MySQL COUNT() causing empty array() return

MySQL Server Version: Server version: 4.1.14
MySQL client version: 3.23.49
Tables under discussion: ads_list and ads_cate.
Table Relationship: ads_cate has many ads_list.
Keyed by: ads_cate.id = ads_list.Category.
I am not sure what is going on here, but I am trying to use COUNT() in a simple agreggate query, and I get blank output.
Here is a simple example, this returns expected results:
$queryCats = "SELECT id, cateName FROM ads_cate ORDER BY cateName";
But if I modify it to add the COUNT() and the other query data I get no array return w/ print_r() (no results)?
$queryCats = "SELECT ads_cate.cateName, ads_list.COUNT(ads_cate.id),
FROM ads_cate INNER JOIN ads_list
ON ads_cate.id = ads_list.category
GROUP BY cateName ORDER BY cateName";
Ultimately, I am trying to get a count of ad_list items in each category.
Is there a MySQL version conflict on what I am trying to do here?
NOTE: I spent some time breaking this down, item by item and the COUNT() seems to cause the array() to disappear. And the the JOIN seemed to do the same thing... It does not help I am developing this on a Yahoo server with no access to the php or mysql error settings.
I think your COUNT syntax is wrong.
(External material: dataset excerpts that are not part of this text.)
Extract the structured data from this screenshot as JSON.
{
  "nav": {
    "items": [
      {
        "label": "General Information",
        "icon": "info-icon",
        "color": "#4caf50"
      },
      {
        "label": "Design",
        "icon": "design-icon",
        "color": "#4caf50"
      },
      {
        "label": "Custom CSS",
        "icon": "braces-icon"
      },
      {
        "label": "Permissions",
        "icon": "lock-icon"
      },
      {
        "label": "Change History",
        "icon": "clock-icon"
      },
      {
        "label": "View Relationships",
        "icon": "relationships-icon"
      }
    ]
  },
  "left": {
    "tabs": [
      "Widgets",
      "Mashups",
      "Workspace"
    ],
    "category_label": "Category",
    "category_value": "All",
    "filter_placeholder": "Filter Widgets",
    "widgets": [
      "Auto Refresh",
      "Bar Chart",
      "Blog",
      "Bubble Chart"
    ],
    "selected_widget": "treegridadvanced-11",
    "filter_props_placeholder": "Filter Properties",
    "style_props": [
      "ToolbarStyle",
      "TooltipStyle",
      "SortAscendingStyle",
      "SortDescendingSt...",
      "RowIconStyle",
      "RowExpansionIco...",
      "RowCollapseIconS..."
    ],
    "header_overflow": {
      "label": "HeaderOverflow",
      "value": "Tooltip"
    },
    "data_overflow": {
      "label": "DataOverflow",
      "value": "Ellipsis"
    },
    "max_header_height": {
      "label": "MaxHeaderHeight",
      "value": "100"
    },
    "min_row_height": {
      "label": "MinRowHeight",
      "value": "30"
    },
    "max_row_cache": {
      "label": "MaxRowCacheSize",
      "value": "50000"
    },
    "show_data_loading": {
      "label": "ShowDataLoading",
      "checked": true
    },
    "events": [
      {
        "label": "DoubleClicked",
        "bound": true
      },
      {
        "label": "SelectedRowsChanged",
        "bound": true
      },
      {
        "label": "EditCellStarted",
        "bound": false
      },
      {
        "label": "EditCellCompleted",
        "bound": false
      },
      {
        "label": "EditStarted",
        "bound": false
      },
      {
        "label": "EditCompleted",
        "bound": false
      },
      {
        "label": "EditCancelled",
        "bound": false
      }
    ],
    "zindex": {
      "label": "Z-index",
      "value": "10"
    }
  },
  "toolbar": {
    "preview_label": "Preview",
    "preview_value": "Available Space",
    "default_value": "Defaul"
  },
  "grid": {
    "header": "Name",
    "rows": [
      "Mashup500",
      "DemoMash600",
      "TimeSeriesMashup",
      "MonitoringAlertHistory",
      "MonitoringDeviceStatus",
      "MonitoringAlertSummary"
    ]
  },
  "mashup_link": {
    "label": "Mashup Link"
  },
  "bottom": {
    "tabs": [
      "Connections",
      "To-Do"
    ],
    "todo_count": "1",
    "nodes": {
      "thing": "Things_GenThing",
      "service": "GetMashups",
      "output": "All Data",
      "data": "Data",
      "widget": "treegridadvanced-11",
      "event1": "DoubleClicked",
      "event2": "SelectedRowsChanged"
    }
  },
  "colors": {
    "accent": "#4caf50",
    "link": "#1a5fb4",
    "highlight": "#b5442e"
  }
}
It should be:
COUNT(ads_cate.id)
or
COUNT(ads_list.id)
depending on what you are counting.
Count is an aggregate. means ever return result set at least one
here you be try count ads_list.id not null but that wrong. how say Myke Count(ads_cate.id) or Count(ads_list.id) is better approach
you have inner join ads_cate.id = ads_list.category so Count(ads_cate.id) or COUNT(ads_list.id) is not necessary just count(*)
now if you dont want null add having
only match
SELECT ads_cate.cateName, COUNT(*),
FROM ads_cate INNER JOIN ads_list
ON ads_cate.id = ads_list.category
GROUP BY cateName
having not count(*) is null
ORDER BY cateName
all
SELECT ads_cate.cateName, IFNULL(COUNT(*),0),
FROM ads_cate LEFT JOIN ads_list
ON ads_cate.id = ads_list.category
GROUP BY cateName
ORDER BY cateName
Did you try:
$queryCats = "SELECT ads_cate.cateName, COUNT(ads_cate.id)
FROM ads_cate
JOIN ads_list ON ads_cate.id = ads_list.category
GROUP BY ads_cate.cateName";
I am guessing that you need the category to be in the list, in that case the query here should work. Try it without the ORDER BY first.
You were probably getting errors. Check your server logs.
Also, see what happens when you try this:
SELECT COUNT(*), category
FROM ads_list
GROUP BY category
Your array is empty or disappear because your query has errors:
there should be no comma before the FROM
the "ads_list." prefix before COUNT is incorrect
Please try running that query directly in MySQL and you'll see the errors. Or try echoing the output using mysql_error().
Now, some other points related to your query:
there is no need to do ORDER BY because GROUP BY by default sorts on the grouped column
you are doing a count on the wrong column that will always give you 1
Perhaps you are trying to retrieve the count of ads_list per ads_cate? This might be your query then:
SELECT `ads_cate`.`cateName`, COUNT(`ads_list`.`category`) `cnt_ads_list`
FROM `ads_cate`
INNER JOIN `ads_list` ON `ads_cate`.`id` = `ads_list`.`category`
GROUP BY `cateName`;
Hope it helps?